[Reporter’s notebook] The ministry’s tall tales about North Korean military spending

Posted on : 2015-04-15 19:01 KST Modified on : 2019-10-19 20:29 KST
Defense Ministry uses some iffy math when describing South and North Korean expenditures

At around 3pm on Apr. 14, an official at the Ministry of National Defense showed up unexpectedly at its press room carrying a document on the scale of military spending by South and North Korea. The additional details were provided by way of explaining a statement given earlier that morning at the National Assembly by Defense Minister Han Min-koo, who had said North Korea’s yearly expenditures were “believed to be in excess of US$10 billion.”

But the ministry’s figures ended up causing controversy for using completely different standards to assess and compare the North and South‘s military spending.

“If the defense spending announced by North Korea on Apr. 9 is converted into figures, it gives an estimated US$1.15 billion, but that is believed to reflect only ordinary maintenance costs,” the document said.

“When concealed and omitted military spending are factored in, actual spending by North Korea comes out to US$10.2 billion in terms of purchasing power parity [PPP],” it added.

The report went on to estimate South Korea’s defense budget at “approximately US$32.5 billion for 2014.”

“The ratio of actual military spending between South and North is approximately three-to-one,” it concluded.

The ministry’s goal in presenting the data may have been to rebut claims that South Korea was spending 33 to 34 times what North Korea does on its military, and show the gap was not as wide as reported.

But the figures showed signs of having been inflated, with North Korean spending calculated in PPP terms and South Korean spending calculated by market exchange rates in an apparent effort to make the former look larger.

When asked how the ministry estimated the North Korean military’s “concealed” spending, the official said it “took into account North Korea’s increased weapon systems,” but said he could not provide further details. Even if this evasion was a security measure, the use of different standards to misrepresent the reality comes across as an own goal against the military’s own credibility. Previously, a seemingly humbled military had pledged not to conceal or downplay the facts after running into heavy public criticism for cover-ups and whitewashing in last year’s case of a private first class surnamed Yoon who died of injuries suffered during ongoing bullying. The latest reports raise renewed questions over how much reflecting it actually did, or whether the promise was sincere.

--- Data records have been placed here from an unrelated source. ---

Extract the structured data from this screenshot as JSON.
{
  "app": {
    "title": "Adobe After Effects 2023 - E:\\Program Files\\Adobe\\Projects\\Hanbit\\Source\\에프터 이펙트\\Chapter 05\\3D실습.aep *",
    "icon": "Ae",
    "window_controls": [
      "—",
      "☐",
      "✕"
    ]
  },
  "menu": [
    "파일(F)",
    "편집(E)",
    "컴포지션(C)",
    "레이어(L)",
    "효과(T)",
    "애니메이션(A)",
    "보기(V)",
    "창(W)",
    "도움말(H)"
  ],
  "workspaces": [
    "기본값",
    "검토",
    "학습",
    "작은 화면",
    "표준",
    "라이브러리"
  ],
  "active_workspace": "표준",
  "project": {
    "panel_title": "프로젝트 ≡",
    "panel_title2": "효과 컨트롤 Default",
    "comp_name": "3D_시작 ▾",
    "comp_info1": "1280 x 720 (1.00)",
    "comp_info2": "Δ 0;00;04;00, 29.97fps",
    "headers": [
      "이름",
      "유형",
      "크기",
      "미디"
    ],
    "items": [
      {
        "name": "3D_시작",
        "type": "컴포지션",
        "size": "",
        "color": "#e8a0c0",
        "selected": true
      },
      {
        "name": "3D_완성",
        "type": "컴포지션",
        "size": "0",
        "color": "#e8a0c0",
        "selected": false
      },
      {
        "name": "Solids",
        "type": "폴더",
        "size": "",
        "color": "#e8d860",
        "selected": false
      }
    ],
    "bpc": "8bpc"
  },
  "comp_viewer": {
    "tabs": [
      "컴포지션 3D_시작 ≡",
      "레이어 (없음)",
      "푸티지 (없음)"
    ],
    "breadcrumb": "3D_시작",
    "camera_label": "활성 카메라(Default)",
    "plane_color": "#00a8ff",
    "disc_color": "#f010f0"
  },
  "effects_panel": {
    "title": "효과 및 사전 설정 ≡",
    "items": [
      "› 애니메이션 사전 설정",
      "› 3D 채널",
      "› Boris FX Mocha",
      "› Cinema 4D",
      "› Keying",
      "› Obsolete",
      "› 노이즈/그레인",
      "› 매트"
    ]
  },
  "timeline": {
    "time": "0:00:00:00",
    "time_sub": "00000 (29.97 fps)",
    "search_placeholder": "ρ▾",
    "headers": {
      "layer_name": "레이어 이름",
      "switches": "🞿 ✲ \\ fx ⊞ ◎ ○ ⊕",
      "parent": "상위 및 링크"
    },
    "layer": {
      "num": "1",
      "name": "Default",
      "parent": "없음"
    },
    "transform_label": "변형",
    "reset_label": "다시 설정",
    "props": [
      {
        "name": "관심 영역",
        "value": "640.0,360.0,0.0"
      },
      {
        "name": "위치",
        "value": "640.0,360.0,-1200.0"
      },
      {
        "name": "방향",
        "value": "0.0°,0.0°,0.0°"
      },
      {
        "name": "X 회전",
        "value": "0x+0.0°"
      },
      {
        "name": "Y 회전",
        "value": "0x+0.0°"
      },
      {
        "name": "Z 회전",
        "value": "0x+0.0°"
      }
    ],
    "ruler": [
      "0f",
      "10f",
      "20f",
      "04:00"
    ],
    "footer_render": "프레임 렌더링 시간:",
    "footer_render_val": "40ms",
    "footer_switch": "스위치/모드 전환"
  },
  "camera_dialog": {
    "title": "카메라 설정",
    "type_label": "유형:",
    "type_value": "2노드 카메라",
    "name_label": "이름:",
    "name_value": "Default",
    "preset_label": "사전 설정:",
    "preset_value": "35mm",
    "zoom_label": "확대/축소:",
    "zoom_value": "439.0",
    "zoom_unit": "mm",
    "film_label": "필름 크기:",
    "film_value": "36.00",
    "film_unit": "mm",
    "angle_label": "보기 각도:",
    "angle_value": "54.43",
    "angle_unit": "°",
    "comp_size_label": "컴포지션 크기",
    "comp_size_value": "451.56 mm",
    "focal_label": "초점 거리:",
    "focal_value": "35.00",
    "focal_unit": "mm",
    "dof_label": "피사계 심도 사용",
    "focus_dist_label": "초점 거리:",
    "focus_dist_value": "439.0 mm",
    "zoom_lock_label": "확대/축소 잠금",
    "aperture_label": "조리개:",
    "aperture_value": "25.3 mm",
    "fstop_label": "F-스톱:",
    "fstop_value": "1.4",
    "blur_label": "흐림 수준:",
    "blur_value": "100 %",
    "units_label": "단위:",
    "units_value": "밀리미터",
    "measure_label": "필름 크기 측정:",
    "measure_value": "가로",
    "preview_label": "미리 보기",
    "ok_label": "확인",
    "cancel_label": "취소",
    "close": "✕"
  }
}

Indeed, even the ministry’s own numbers have the spending ratio between South and North growing to around 4.4-to-one. The US Central Intelligence Agency (CIA) World Fact Book estimates North Korea’s gross domestic product (GDP) for 2014 at US$40 billion in PPP terms and US$28 billion in terms of market exchange rates. By the standard of that ratio, the estimated US$10.5 billion in North Korean military spending drops to US$7.35 billion in market rates.